En 1982 o 1983 el primer Gobierno Socialista expropió Rumasa. En la Facultad de económicas de la Universidad del País Vasco se organizó una mesa redonda a la que fui invitado por los estudiantes. Ante una situación en la que, aparentemente, sólo había un incumplimiento de unas “pastorales” del Banco de España por parte de los bancos del grupo, se reaccionaba por parte del Vicepresidente económico, Miguel Boyer, con una contundencia que yo no quería ni podía entender debido a mi radicalidad ortodoxa.

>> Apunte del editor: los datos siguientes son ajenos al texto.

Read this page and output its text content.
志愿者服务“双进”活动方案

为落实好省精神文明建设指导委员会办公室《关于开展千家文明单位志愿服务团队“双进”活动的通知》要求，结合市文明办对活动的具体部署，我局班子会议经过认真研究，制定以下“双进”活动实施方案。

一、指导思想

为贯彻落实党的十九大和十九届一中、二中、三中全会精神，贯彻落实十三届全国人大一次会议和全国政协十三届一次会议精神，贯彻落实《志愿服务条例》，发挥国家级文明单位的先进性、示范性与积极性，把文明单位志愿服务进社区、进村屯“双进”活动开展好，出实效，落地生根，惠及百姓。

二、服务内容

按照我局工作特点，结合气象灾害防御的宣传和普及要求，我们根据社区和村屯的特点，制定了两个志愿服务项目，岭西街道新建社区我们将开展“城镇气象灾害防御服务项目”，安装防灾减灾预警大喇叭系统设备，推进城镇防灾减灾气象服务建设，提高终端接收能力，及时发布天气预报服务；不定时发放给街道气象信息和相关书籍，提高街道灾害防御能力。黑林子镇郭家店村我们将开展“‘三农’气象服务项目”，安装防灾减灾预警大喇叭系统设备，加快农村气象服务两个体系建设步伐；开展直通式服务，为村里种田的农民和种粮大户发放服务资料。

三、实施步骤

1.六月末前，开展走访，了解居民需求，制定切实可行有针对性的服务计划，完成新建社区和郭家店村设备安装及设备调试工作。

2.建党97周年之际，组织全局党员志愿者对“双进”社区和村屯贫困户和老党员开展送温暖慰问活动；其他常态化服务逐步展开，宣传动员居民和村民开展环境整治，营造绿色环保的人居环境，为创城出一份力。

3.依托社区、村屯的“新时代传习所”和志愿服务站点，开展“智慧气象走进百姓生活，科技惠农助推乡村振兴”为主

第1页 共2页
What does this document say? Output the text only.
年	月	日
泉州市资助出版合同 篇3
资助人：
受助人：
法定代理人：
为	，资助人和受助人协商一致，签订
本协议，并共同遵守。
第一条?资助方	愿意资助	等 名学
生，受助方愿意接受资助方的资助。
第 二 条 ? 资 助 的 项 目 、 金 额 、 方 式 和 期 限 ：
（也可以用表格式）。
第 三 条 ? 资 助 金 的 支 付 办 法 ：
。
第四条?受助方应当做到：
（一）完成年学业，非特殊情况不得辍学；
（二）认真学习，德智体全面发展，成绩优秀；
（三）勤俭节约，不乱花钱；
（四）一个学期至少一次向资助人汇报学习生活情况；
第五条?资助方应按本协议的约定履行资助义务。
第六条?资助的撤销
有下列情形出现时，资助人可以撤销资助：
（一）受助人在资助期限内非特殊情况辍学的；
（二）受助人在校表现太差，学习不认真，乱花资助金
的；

En mi opinión de aquella época un incumplimiento, por grave que fuera, de una pieza no legislativa no podía justificar la expropiación de todo un grupo no financiero; sino, como mucho, la intervención temporal de algunas de sus partes declarando por ejemplo su suspensión de pagos, o su bancarrota, según correspondiera, y conduciendo el asunto por vías conocidas y no por la extraordinaria de la expropiación.

Hoy pienso que era fácil en aquella época y a una edad relativamente juvenil decir lo que dije; pero ya por entonces yo no hubiera querido estar en la piel de Boyer; pues es difícil estar seguro de cómo reaccionar cuando hay peligro de estampida.

Aunque 25 años me han hecho todavía más prudente, sigo sintiendo a veces la juvenil tentación de comportarme, como un “enfant terrible“. Y este asunto de Afinsa y del Forum Filatélico es una de esas veces. Ante noticias periodísticas incoherentes, ante declaraciones políticas poco firmes y posiblemente electoralistas y ante la posibles ramificaciones de estos grupos inversores en bienes tangibles, apetece realmente decir que todo está mal y que, en el fondo, son las propias autoridades, sean reguladoras, fiscales o judiciales las que han cocinado este lío que ya no tiene salida. Pero hasta los “enfants terribles“, y especialmente si ya no son tan jóvenes, tienen que argumentar sus posturas.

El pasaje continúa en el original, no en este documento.